Yaradan’a sığınıp, lafa paldır küldür girdiğim bir
bölüm yorumu daha! O kadar iyi iş çıkartıyorlar ki ben de öyle ekrana bakıp “Ne
yazacağım ya ben?!” kendi kendime soruyorum.
En baştan söyleyeyim, İlişki Durumu: Karışık dizisinin yirmi altı hafta boyunca
izlediğimiz “En iyi 5 bölümü” seç deseler, listeme 26.bölüm, elini kolunu
sallaya sallaya girer. Eğer bu iş bir “romantik-komedi” ise romantikliğin de
komedinin de hakkını, gözünü çıkarta çıkarta vermişler. Nev-i şahsına münhasır
sistemimizde, her hafta dünya standardının iki katı dizi yazıp, çekmekle zaten bir mucizeye imza atıyorlar. Her şeyi taklit edebilirsiniz.
İnsanların giyinişi, oturuşunu, duruşunu, bakışını, hayat hikâyesini hatta hayat
felsefesini bile taklit edebilirsiniz. Ama EMEĞİNİ taklit edemezsin. Dilerim ki
emeklerininim karşılığını da fazlasıyla alırlar.
***
Sanırım Akdeniz insanı olmamızdan kaynaklanan bir
durumumuz var. Karşımızdakine birden parlıyoruz, ona kızıyoruz, kırıyoruz,
döküyoruz ama onun kalbi kırılınca hiçbir şey olmamış gibi onu sarıp
sarmalıyoruz, onun için üzülüyoruz. Peki, paragrafından başından bu yana “o”
diye kast ettiğim kim? Tabi ki Can! Bütün hafta gerek sosyal medya yorumlarında;
gerekse
İlişki Durumu: Karışık
gıybetlerinde şahit olduğum diyaloglar “Can biraz şeyyyy, ama üzüldüm çocuğa.” şeklindeydi.
Hay şu vicdanımızın gözü kör olsun! Cümle âlemle birlikte bir yanım Can’a
üzülürken, diğer yanım da Muratçığımın Ayşegül’ü nasıl öptüğünü düşünüp,
karalar bağlamakla meşguldü. (Hala MURATÇIYIM ama sürünsün. -.-)
O-ha! Kız resmen mutluluktan ölüyor!
Bu hafta herkes sözleşmiş gibi hastanedeydi. Elif,
Ayşegül, Can, İso, Naci Mediha ve Perihan Hanım Teyzeler. Duyan gelmiş gibi. A-ha
dedim, kesin çarşı pazar karışacak yine. Çarşı pazar yerinde kaldı da Ayşegül kafa
gitti. Hem de öyle böyle değil. Düşünsenize, deli gibi sevdiğiniz adama annesi
ve eşi bir olup hayatının tuzağını kuruyorlar.
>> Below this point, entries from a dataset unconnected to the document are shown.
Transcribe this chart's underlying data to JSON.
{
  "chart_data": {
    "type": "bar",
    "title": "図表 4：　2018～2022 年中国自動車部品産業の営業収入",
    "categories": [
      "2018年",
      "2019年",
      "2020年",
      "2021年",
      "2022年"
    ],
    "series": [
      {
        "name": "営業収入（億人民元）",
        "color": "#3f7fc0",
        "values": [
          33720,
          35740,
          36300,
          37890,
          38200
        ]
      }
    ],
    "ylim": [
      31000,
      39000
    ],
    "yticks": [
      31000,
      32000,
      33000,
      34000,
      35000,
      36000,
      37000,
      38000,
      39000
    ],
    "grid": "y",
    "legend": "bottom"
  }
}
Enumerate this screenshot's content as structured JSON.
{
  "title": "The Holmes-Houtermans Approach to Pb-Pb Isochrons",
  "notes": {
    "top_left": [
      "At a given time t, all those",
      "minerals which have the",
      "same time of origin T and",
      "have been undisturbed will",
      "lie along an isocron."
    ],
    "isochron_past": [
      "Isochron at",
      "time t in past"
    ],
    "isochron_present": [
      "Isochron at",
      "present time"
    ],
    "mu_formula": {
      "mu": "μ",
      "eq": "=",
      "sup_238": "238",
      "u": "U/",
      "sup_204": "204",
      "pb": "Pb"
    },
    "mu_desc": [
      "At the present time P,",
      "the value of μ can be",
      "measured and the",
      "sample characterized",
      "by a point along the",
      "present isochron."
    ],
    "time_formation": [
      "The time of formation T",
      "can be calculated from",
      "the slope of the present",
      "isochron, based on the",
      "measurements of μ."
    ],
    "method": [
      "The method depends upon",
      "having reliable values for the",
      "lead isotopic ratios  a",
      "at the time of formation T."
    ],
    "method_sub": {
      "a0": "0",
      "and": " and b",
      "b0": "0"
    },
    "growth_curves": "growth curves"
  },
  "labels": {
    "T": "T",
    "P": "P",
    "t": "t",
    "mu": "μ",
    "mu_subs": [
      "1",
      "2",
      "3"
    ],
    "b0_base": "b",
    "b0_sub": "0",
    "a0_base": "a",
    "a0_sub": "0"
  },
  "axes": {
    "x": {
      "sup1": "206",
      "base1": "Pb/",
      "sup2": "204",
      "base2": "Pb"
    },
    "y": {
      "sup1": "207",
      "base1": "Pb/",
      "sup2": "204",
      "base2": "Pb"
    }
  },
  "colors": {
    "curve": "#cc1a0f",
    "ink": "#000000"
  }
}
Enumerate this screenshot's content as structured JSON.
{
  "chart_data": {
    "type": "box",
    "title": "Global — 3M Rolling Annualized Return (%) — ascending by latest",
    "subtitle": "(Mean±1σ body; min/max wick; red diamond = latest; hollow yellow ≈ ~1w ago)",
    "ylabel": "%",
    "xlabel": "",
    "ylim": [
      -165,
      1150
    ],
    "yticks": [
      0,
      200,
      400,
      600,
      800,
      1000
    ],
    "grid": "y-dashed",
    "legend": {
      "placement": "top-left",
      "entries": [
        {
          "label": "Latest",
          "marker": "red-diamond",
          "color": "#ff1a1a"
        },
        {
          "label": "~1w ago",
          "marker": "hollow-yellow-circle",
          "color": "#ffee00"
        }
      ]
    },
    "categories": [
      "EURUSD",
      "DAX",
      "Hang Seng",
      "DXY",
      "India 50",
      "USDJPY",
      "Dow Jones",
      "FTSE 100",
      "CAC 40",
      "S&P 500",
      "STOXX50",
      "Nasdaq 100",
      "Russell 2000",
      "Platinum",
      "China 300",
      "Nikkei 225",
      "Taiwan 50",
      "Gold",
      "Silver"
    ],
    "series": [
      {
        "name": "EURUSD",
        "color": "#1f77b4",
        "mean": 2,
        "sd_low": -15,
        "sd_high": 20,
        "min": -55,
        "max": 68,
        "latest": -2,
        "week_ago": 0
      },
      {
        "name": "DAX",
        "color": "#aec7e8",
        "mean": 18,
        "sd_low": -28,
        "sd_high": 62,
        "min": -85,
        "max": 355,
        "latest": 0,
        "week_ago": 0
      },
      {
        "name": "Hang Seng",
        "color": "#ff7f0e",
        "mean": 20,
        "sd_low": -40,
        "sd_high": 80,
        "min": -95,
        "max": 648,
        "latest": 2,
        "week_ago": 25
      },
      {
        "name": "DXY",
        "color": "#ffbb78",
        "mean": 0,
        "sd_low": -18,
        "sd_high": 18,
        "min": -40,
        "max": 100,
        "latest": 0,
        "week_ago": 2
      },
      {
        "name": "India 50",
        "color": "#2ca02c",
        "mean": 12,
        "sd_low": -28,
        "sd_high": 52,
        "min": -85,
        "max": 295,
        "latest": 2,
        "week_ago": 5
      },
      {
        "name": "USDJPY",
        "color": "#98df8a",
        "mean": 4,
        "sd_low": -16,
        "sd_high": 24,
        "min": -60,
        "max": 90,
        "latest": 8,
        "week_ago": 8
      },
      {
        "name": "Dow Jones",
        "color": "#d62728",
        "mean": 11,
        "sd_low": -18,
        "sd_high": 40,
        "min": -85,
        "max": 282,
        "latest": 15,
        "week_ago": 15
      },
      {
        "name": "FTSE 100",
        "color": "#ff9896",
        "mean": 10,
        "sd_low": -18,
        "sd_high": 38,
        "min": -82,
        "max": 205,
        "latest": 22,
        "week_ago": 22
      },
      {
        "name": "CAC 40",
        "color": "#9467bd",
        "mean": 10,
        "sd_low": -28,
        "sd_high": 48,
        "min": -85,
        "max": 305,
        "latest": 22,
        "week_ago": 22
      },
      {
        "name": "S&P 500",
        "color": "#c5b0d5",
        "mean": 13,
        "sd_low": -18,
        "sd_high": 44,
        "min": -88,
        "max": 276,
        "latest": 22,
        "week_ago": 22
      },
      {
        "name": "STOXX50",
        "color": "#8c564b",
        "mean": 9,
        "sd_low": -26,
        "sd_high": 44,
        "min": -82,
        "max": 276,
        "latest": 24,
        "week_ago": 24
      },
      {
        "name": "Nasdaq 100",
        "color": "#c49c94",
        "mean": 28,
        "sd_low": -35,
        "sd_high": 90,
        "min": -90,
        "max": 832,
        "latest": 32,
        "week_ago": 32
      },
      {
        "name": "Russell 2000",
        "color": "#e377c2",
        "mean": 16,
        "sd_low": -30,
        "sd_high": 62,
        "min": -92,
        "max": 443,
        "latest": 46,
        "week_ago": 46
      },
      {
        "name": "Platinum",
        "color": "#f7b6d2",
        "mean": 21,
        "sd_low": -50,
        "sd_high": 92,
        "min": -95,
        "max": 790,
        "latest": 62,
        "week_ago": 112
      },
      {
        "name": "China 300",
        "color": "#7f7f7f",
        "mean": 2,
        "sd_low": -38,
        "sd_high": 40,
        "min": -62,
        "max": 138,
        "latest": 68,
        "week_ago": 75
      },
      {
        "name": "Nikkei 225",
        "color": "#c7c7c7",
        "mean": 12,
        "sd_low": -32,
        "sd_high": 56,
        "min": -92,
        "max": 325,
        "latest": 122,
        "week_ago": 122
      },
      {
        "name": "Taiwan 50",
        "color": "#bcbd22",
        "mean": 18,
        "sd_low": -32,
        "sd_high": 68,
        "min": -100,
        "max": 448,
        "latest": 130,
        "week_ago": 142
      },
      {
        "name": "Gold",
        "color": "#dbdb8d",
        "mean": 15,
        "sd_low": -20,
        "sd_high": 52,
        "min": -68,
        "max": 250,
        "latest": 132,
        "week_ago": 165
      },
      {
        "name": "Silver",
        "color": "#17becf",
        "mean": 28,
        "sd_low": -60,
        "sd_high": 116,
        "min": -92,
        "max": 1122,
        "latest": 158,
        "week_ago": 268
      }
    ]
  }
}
Siz tam bunu duyuyorsunuz, kafa
gidiyor. Yalnız o nasıl bir kafa gitmesidir. Mediha Hanım Teyze bir deyimi daha
uygulamalı olarak görmemizi sağladı ve Ayşegül’ün aklını başından aldı. Gerçekten
de kızın üzerine uçmasıyla aklını aldı, püff, gitti tüm bilgiler. Umarım
Ayşegül CTRL+S’ye basmıştır.
Vecihiii
Yukarıda duydu dedim ama Ayşegül, Mediha ile Naci’nin konuştuklarını yüzde binbeşyüz duydu mu,
duyduysa ne kadarını duydu bilmiyoruz. Ayşegül, Mediha Hanım Teyze’ye ayılıp
bayılmıyor, belki gördüğü için bastırdı, gitti. Mediha zaten panik bir de
üstüne Elif’i de panikletti. Tahminler üzerinden bu sorunun cevabını
alamayacağız. Cevabın tamamını ancak Ayşegül’ün aklı tamamen geldikten sonra
öğrenebileceğiz. Tabi o zamana kadar Can, Elif’in hamile olmadığı gerçeğini
itiraf ettiği mektuptan öğrenmezse ise.
"Sevgili Can, Bana kalbin kadar bu temiz sayfayı ayırdığın için..."
Ayşegül’ün hafızası kaybetmişken herkesi de tatlı bir
telaş. Mediha, gardiyan gibi her daim Ayşegül’ün peşinde. Keyfinden değil
herhalde. Olan biteni hatırlamasın diye. İsmail Dedeciğim de Yeşilçam
filmlerinde olduğu gibi birden hafızası gidene, ani bir şokla hafızası getirme yolunu
izledi. Ayşegül üzerinde işe yaradı mı? Hayır!